I'm trying to run a function across the cartesian product of two PySpark DataFrames with:
joined = dataframe1.rdd.cartesian(dataframe2.rdd)
collected = joined.collect()
for tuple in collected:
print tuple
# new_rdd = joined.map(function_to_pass_in)
But I get the following error:
---------------------------------------------------------------------------
IndexError Traceback (most recent call last)
<ipython-input-72-bf547304ed8b> in <module>()

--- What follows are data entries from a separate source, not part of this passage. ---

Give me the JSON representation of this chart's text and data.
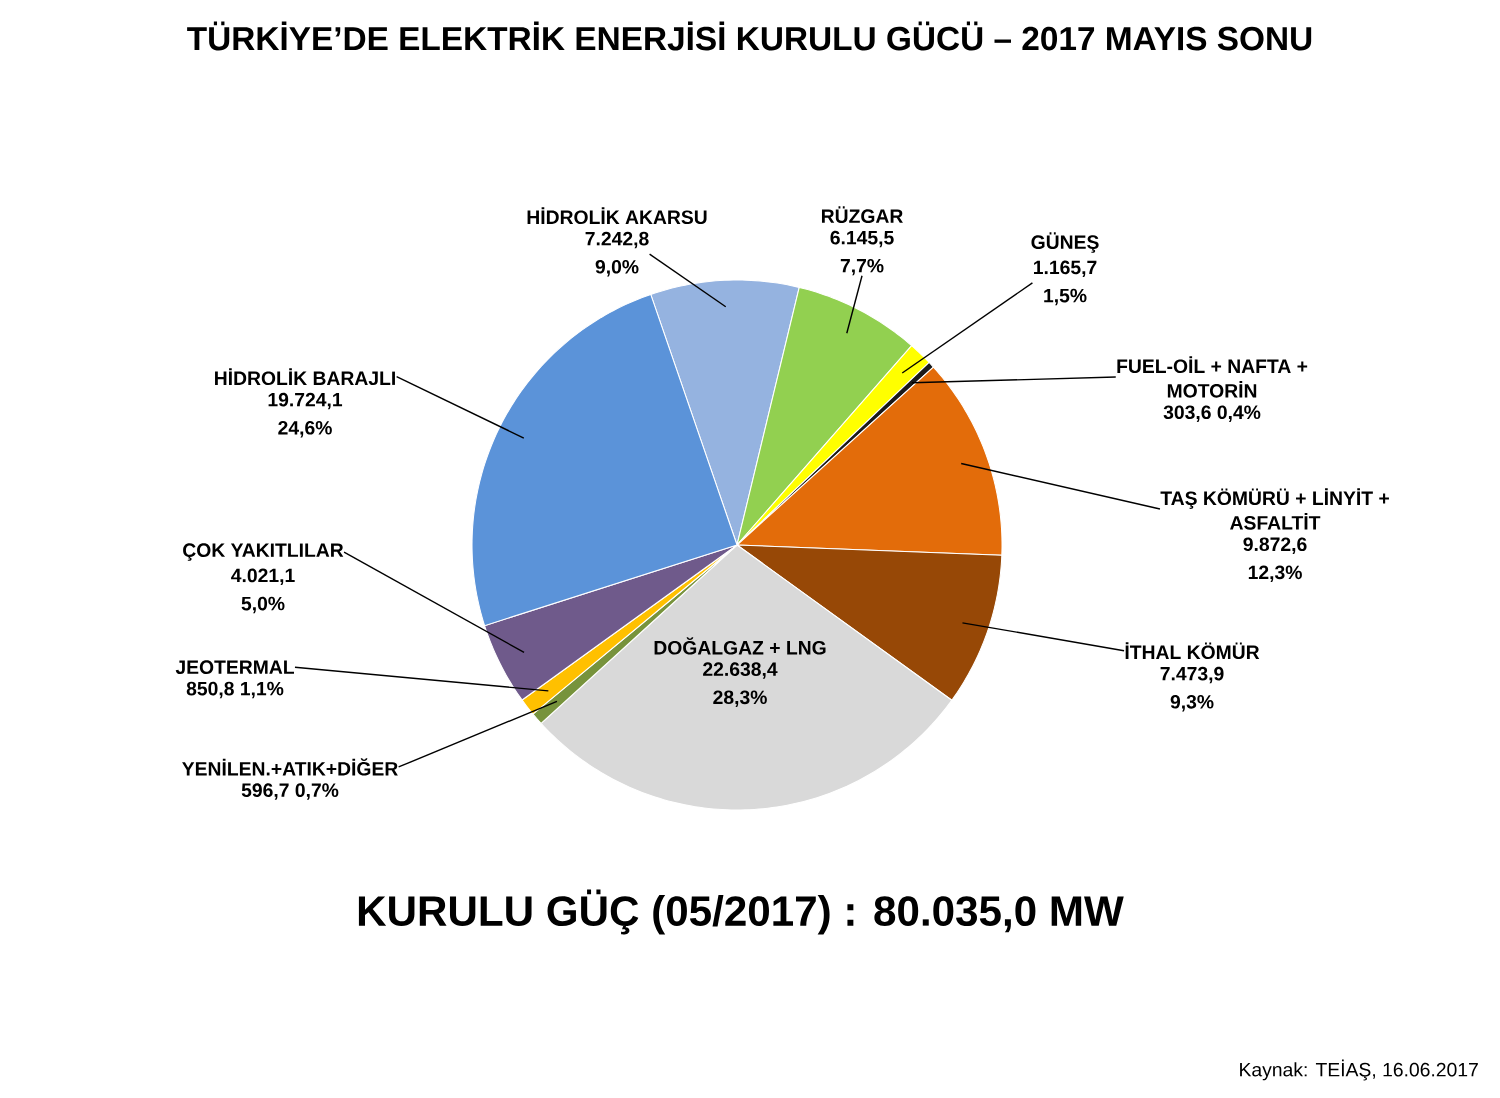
{
  "chart_data": {
    "type": "pie",
    "title": "TÜRKİYE’DE ELEKTRİK ENERJİSİ KURULU GÜCÜ – 2017 MAYIS SONU",
    "categories": [
      "HİDROLİK AKARSU",
      "RÜZGAR",
      "GÜNEŞ",
      "FUEL-OİL + NAFTA + MOTORİN",
      "TAŞ KÖMÜRÜ + LİNYİT + ASFALTİT",
      "İTHAL KÖMÜR",
      "DOĞALGAZ + LNG",
      "YENİLEN.+ATIK+DİĞER",
      "JEOTERMAL",
      "ÇOK YAKITLILAR",
      "HİDROLİK BARAJLI"
    ],
    "values": [
      7242.8,
      6145.5,
      1165.7,
      303.6,
      9872.6,
      7473.9,
      22638.4,
      596.7,
      850.8,
      4021.1,
      19724.1
    ],
    "value_labels": [
      "7.242,8 9,0%",
      "6.145,5 7,7%",
      "1.165,7 1,5%",
      "303,6 0,4%",
      "9.872,6 12,3%",
      "7.473,9 9,3%",
      "22.638,4 28,3%",
      "596,7 0,7%",
      "850,8 1,1%",
      "4.021,1 5,0%",
      "19.724,1 24,6%"
    ],
    "colors": [
      "#95b3e0",
      "#92d050",
      "#ffff00",
      "#1a1a1a",
      "#e36c0a",
      "#974806",
      "#d9d9d9",
      "#77933c",
      "#ffc000",
      "#6f5a8b",
      "#5b93d9"
    ],
    "annotations": [
      "KURULU GÜÇ (05/2017) : 80.035,0 MW",
      "Kaynak: TEİAŞ, 16.06.2017"
    ]
  }
}
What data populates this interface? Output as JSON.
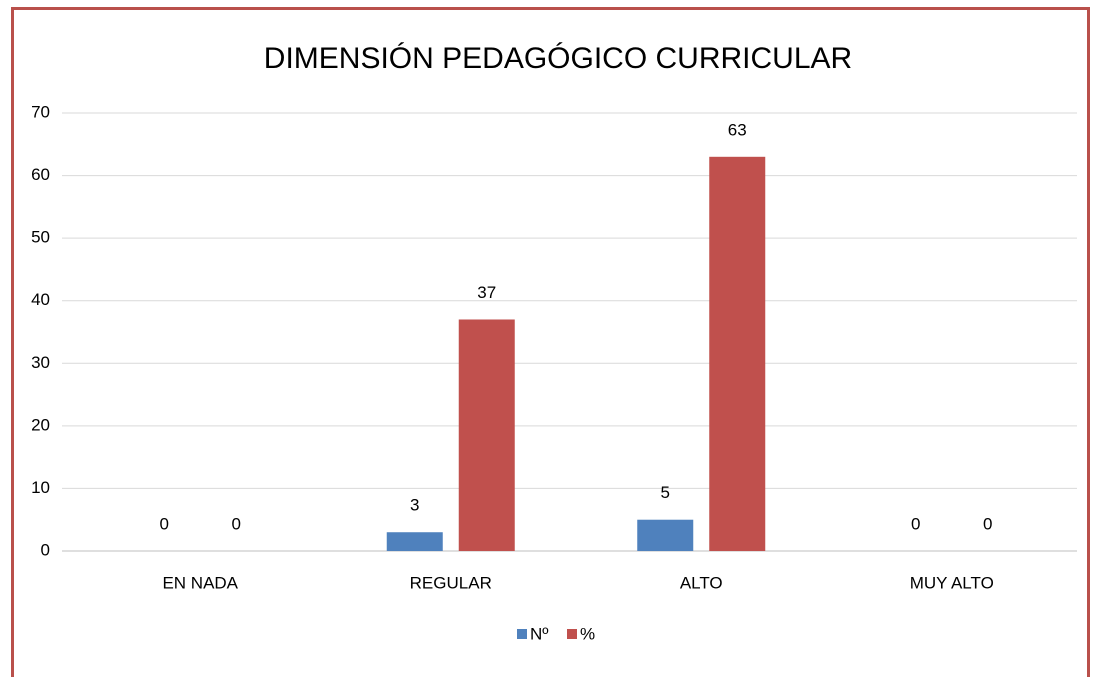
{
  "chart_data": {
    "type": "bar",
    "title": "DIMENSIÓN PEDAGÓGICO CURRICULAR",
    "categories": [
      "EN NADA",
      "REGULAR",
      "ALTO",
      "MUY ALTO"
    ],
    "series": [
      {
        "name": "Nº",
        "color": "#4f81bd",
        "values": [
          0,
          3,
          5,
          0
        ]
      },
      {
        "name": "%",
        "color": "#c0504d",
        "values": [
          0,
          37,
          63,
          0
        ]
      }
    ],
    "ylim": [
      0,
      70
    ],
    "yticks": [
      0,
      10,
      20,
      30,
      40,
      50,
      60,
      70
    ],
    "grid": true,
    "legend": "bottom"
  }
}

29 collected = joined.collect()
30 for tuple in collected:
---> 31 print tuple
32
33 # new_rdd = joined.map(function_to_pass_in)

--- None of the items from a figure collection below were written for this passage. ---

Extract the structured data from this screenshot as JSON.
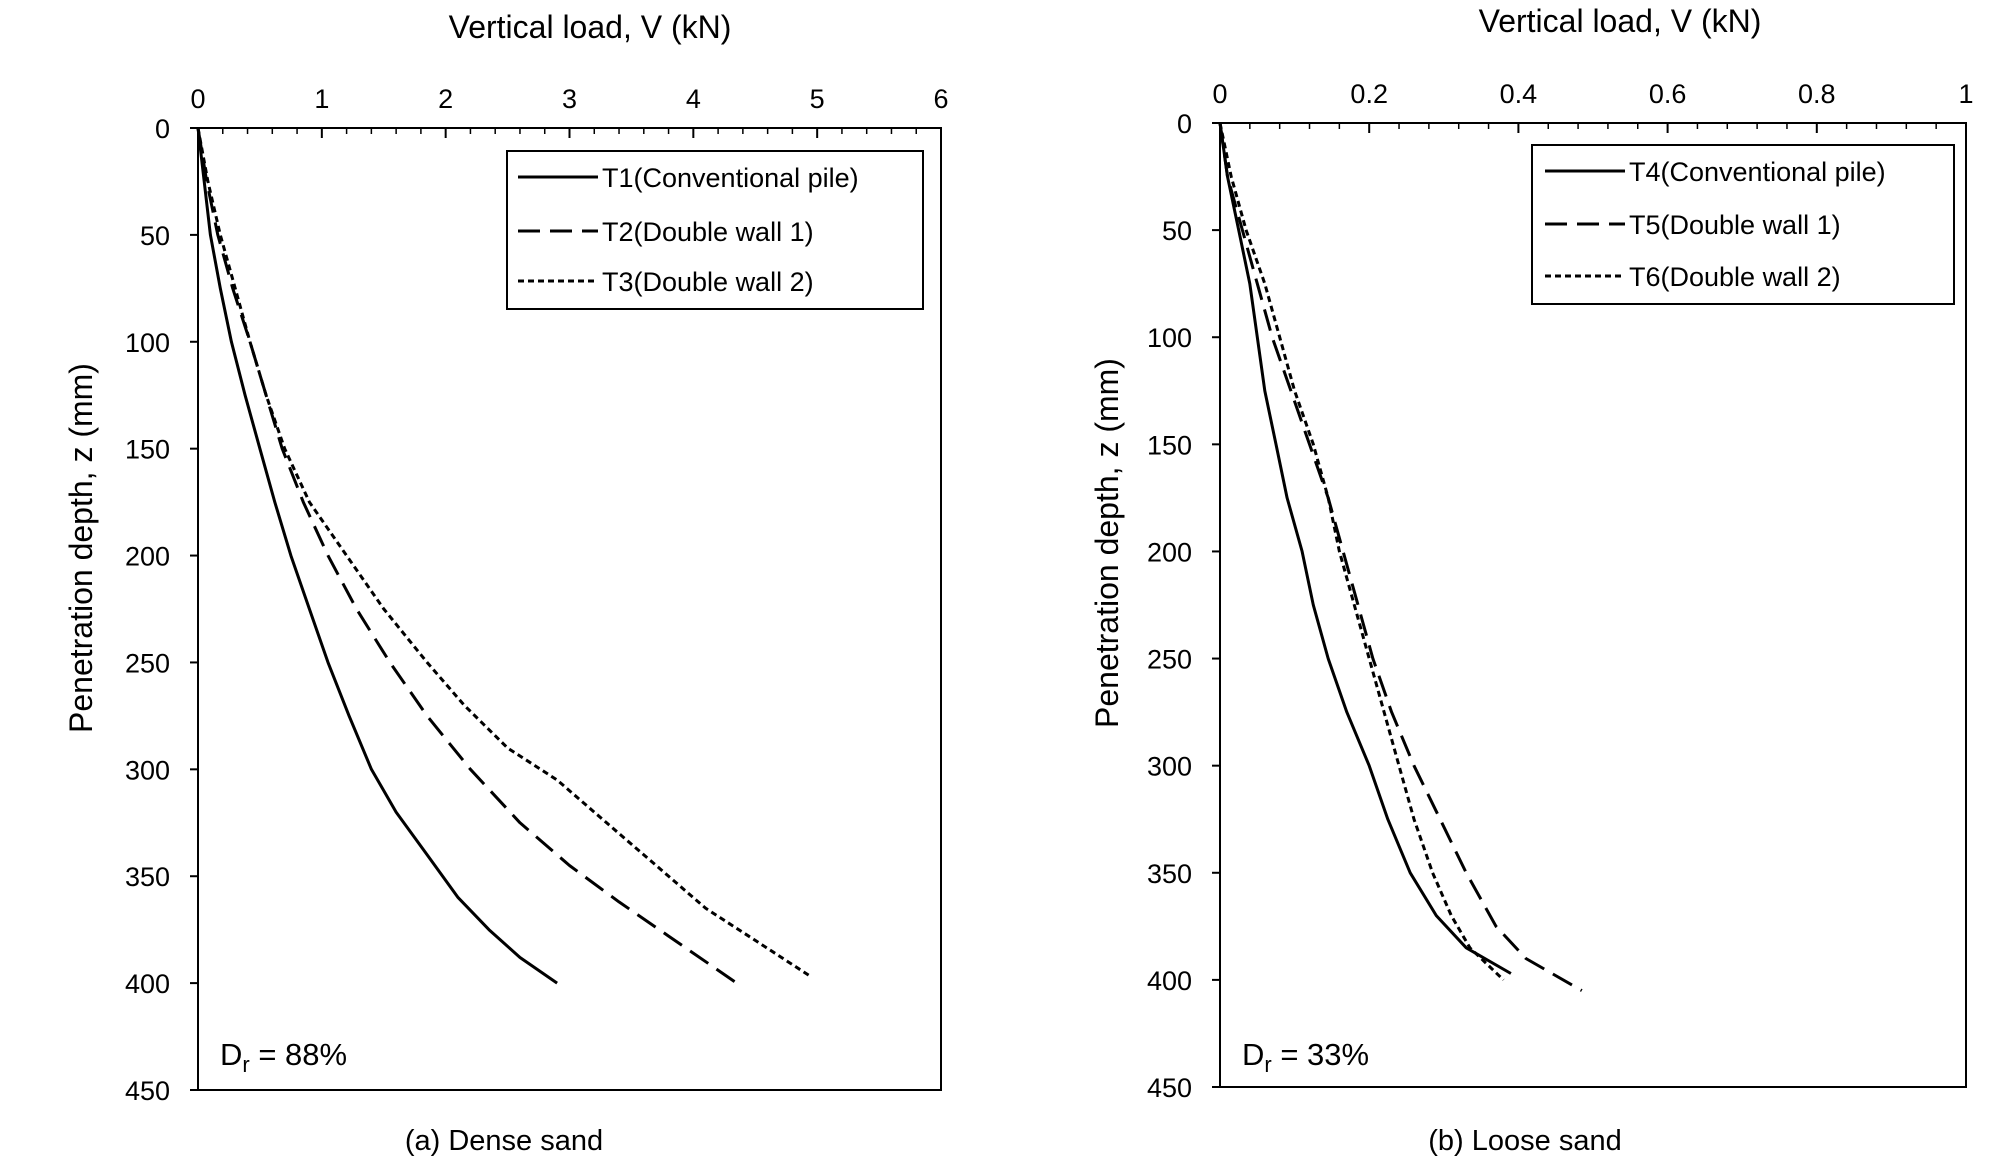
{
  "chart_data": [
    {
      "type": "line",
      "caption": "(a) Dense sand",
      "xlabel": "Vertical load, V (kN)",
      "ylabel": "Penetration depth, z (mm)",
      "xlim": [
        0,
        6
      ],
      "ylim": [
        0,
        450
      ],
      "x_axis_position": "top",
      "y_inverted": true,
      "xticks": [
        0,
        1,
        2,
        3,
        4,
        5,
        6
      ],
      "yticks": [
        0,
        50,
        100,
        150,
        200,
        250,
        300,
        350,
        400,
        450
      ],
      "xtick_labels": [
        "0",
        "1",
        "2",
        "3",
        "4",
        "5",
        "6"
      ],
      "ytick_labels": [
        "0",
        "50",
        "100",
        "150",
        "200",
        "250",
        "300",
        "350",
        "400",
        "450"
      ],
      "grid": false,
      "legend_position": "top-right",
      "annotation": {
        "main": "D",
        "sub": "r",
        "rest": " = 88%"
      },
      "series": [
        {
          "name": "T1(Conventional pile)",
          "style": "solid",
          "points": [
            [
              0,
              0
            ],
            [
              0.05,
              25
            ],
            [
              0.1,
              50
            ],
            [
              0.18,
              75
            ],
            [
              0.27,
              100
            ],
            [
              0.38,
              125
            ],
            [
              0.5,
              150
            ],
            [
              0.62,
              175
            ],
            [
              0.75,
              200
            ],
            [
              0.9,
              225
            ],
            [
              1.05,
              250
            ],
            [
              1.22,
              275
            ],
            [
              1.4,
              300
            ],
            [
              1.6,
              320
            ],
            [
              1.85,
              340
            ],
            [
              2.1,
              360
            ],
            [
              2.35,
              375
            ],
            [
              2.6,
              388
            ],
            [
              2.9,
              400
            ]
          ]
        },
        {
          "name": "T2(Double wall 1)",
          "style": "dashed",
          "points": [
            [
              0,
              0
            ],
            [
              0.07,
              25
            ],
            [
              0.16,
              50
            ],
            [
              0.28,
              75
            ],
            [
              0.42,
              100
            ],
            [
              0.55,
              125
            ],
            [
              0.68,
              150
            ],
            [
              0.85,
              175
            ],
            [
              1.05,
              200
            ],
            [
              1.28,
              225
            ],
            [
              1.55,
              250
            ],
            [
              1.85,
              275
            ],
            [
              2.2,
              300
            ],
            [
              2.6,
              325
            ],
            [
              3.0,
              345
            ],
            [
              3.4,
              362
            ],
            [
              3.8,
              378
            ],
            [
              4.1,
              390
            ],
            [
              4.35,
              400
            ]
          ]
        },
        {
          "name": "T3(Double wall 2)",
          "style": "dotted",
          "points": [
            [
              0,
              0
            ],
            [
              0.08,
              25
            ],
            [
              0.18,
              50
            ],
            [
              0.3,
              75
            ],
            [
              0.42,
              100
            ],
            [
              0.55,
              125
            ],
            [
              0.7,
              150
            ],
            [
              0.9,
              175
            ],
            [
              1.2,
              200
            ],
            [
              1.5,
              225
            ],
            [
              1.85,
              250
            ],
            [
              2.15,
              270
            ],
            [
              2.5,
              290
            ],
            [
              2.9,
              305
            ],
            [
              3.3,
              325
            ],
            [
              3.7,
              345
            ],
            [
              4.1,
              365
            ],
            [
              4.5,
              380
            ],
            [
              4.95,
              397
            ]
          ]
        }
      ]
    },
    {
      "type": "line",
      "caption": "(b) Loose sand",
      "xlabel": "Vertical load, V (kN)",
      "ylabel": "Penetration depth, z (mm)",
      "xlim": [
        0,
        1
      ],
      "ylim": [
        0,
        450
      ],
      "x_axis_position": "top",
      "y_inverted": true,
      "xticks": [
        0,
        0.2,
        0.4,
        0.6,
        0.8,
        1
      ],
      "yticks": [
        0,
        50,
        100,
        150,
        200,
        250,
        300,
        350,
        400,
        450
      ],
      "xtick_labels": [
        "0",
        "0.2",
        "0.4",
        "0.6",
        "0.8",
        "1"
      ],
      "ytick_labels": [
        "0",
        "50",
        "100",
        "150",
        "200",
        "250",
        "300",
        "350",
        "400",
        "450"
      ],
      "grid": false,
      "legend_position": "top-right",
      "annotation": {
        "main": "D",
        "sub": "r",
        "rest": " = 33%"
      },
      "series": [
        {
          "name": "T4(Conventional pile)",
          "style": "solid",
          "points": [
            [
              0,
              0
            ],
            [
              0.01,
              25
            ],
            [
              0.025,
              50
            ],
            [
              0.04,
              75
            ],
            [
              0.05,
              100
            ],
            [
              0.06,
              125
            ],
            [
              0.075,
              150
            ],
            [
              0.09,
              175
            ],
            [
              0.11,
              200
            ],
            [
              0.125,
              225
            ],
            [
              0.145,
              250
            ],
            [
              0.17,
              275
            ],
            [
              0.2,
              300
            ],
            [
              0.225,
              325
            ],
            [
              0.255,
              350
            ],
            [
              0.29,
              370
            ],
            [
              0.33,
              385
            ],
            [
              0.39,
              397
            ]
          ]
        },
        {
          "name": "T5(Double wall 1)",
          "style": "dashed",
          "points": [
            [
              0,
              0
            ],
            [
              0.01,
              25
            ],
            [
              0.03,
              50
            ],
            [
              0.05,
              75
            ],
            [
              0.07,
              100
            ],
            [
              0.095,
              125
            ],
            [
              0.12,
              150
            ],
            [
              0.145,
              175
            ],
            [
              0.165,
              200
            ],
            [
              0.185,
              225
            ],
            [
              0.205,
              250
            ],
            [
              0.23,
              275
            ],
            [
              0.26,
              300
            ],
            [
              0.295,
              325
            ],
            [
              0.33,
              350
            ],
            [
              0.37,
              375
            ],
            [
              0.41,
              390
            ],
            [
              0.485,
              405
            ]
          ]
        },
        {
          "name": "T6(Double wall 2)",
          "style": "dotted",
          "points": [
            [
              0,
              0
            ],
            [
              0.015,
              25
            ],
            [
              0.035,
              50
            ],
            [
              0.06,
              75
            ],
            [
              0.08,
              100
            ],
            [
              0.1,
              125
            ],
            [
              0.125,
              150
            ],
            [
              0.145,
              175
            ],
            [
              0.16,
              200
            ],
            [
              0.18,
              225
            ],
            [
              0.2,
              250
            ],
            [
              0.22,
              275
            ],
            [
              0.24,
              300
            ],
            [
              0.26,
              325
            ],
            [
              0.285,
              350
            ],
            [
              0.31,
              370
            ],
            [
              0.335,
              385
            ],
            [
              0.38,
              400
            ]
          ]
        }
      ]
    }
  ]
}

/opt/spark/spark-1.3.0/python/pyspark/sql/types.pyc in __repr__(self)
1212 # call collect __repr__ for nested objects
1213 return ("Row(%s)" % ", ".join("%s=%r" % (n, getattr(self, n))
-> 1214 for n in self.__FIELDS__))
1215
1216 def __reduce__(self):
/opt/spark/spark-1.3.0/python/pyspark/sql/types.pyc in <genexpr>((n,))
1212 # call collect __repr__ for nested objects
1213 return ("Row(%s)" % ", ".join("%s=%r" % (n, getattr(self, n))
-> 1214 for n in self.__FIELDS__))
1215
1216 def __reduce__(self):
IndexError: tuple index out of range
Interestingly enough, the following code works without error:
joined = dataframe1.rdd.cartesian(dataframe2.rdd)
print joined.count()
for tuple in joined.collect():
print tuple
Why does calling ".count" on my resulting rdd make this work? Shouldn't it work without having to do that? Am I missing something?